Online freedom of expression under threat
Indi.ca lashes out at the decision:
The government has mass producers of raw filth on public payroll, like Mervyn Silva. They just don’t like criticism or information leveled against them, ie free speech. This is an absolute travesty and a shame.
Patta Pal Boru comments:
This desire to control everything is at the heart of the problem.
The blogger fears that this ruling will lead to utter confusion as to what exactly constitutes a ‘news’ website. This may prompt bloggers to enforce self-censorship out of fear, which of course plays in the favour of govt censorship.
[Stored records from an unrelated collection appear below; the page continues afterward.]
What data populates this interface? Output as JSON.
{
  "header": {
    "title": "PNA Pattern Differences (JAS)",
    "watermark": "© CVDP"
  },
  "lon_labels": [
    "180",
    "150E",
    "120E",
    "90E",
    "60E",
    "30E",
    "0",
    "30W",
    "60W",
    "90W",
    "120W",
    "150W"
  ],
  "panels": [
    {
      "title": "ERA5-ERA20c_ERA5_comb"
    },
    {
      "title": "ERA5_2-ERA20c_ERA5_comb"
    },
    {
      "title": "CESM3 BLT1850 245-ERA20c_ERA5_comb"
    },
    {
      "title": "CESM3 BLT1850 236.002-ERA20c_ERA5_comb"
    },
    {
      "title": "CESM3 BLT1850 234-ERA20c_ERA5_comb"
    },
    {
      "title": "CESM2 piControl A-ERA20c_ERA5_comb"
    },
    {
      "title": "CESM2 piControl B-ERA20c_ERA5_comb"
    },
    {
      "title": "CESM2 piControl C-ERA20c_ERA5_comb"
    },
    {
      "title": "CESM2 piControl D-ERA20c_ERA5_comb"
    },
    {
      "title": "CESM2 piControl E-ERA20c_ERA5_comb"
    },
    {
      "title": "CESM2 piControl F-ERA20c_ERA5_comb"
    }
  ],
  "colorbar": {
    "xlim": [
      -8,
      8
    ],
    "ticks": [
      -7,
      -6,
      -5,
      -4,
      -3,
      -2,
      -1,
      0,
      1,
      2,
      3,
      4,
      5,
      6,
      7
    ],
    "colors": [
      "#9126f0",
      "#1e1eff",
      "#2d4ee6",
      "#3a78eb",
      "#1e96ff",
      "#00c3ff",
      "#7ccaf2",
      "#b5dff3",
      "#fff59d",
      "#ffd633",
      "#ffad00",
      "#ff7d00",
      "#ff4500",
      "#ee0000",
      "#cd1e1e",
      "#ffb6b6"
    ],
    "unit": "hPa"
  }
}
Sanjana Hattotuwa writes about the impact of the new rule:
Obviously, mainstream media websites will fall under this new tax. But online, anyone from anywhere at any time can report something newsworthy, so this new regulation could potentially and very quickly embrace personal blogs, micro-blogs (Twitter accounts), Facebook groups and fan pages, content on platforms like Bundlr that curate news items over the long-term or around a certain issue or event, Flickr photo-streams that are on current events and YouTube video channels.[..]
What’s new is the fact that anyone, anywhere in Sri Lanka is now liable for prosecution at the sole discretion of government.
Groundviews started a Bundlr curation titled ‘Web censorship in Sri Lanka: Documenting a growing trend‘, which has for months logged Sri Lanka’s web censorship and the state of Freedom of Expression online.
According to Patta Pal Boru:
It is very important to build a forum, a movement, and people’s agitation, against the use of media in this way. Only a state that cannot fear criticism, is worthy of being a civilized one.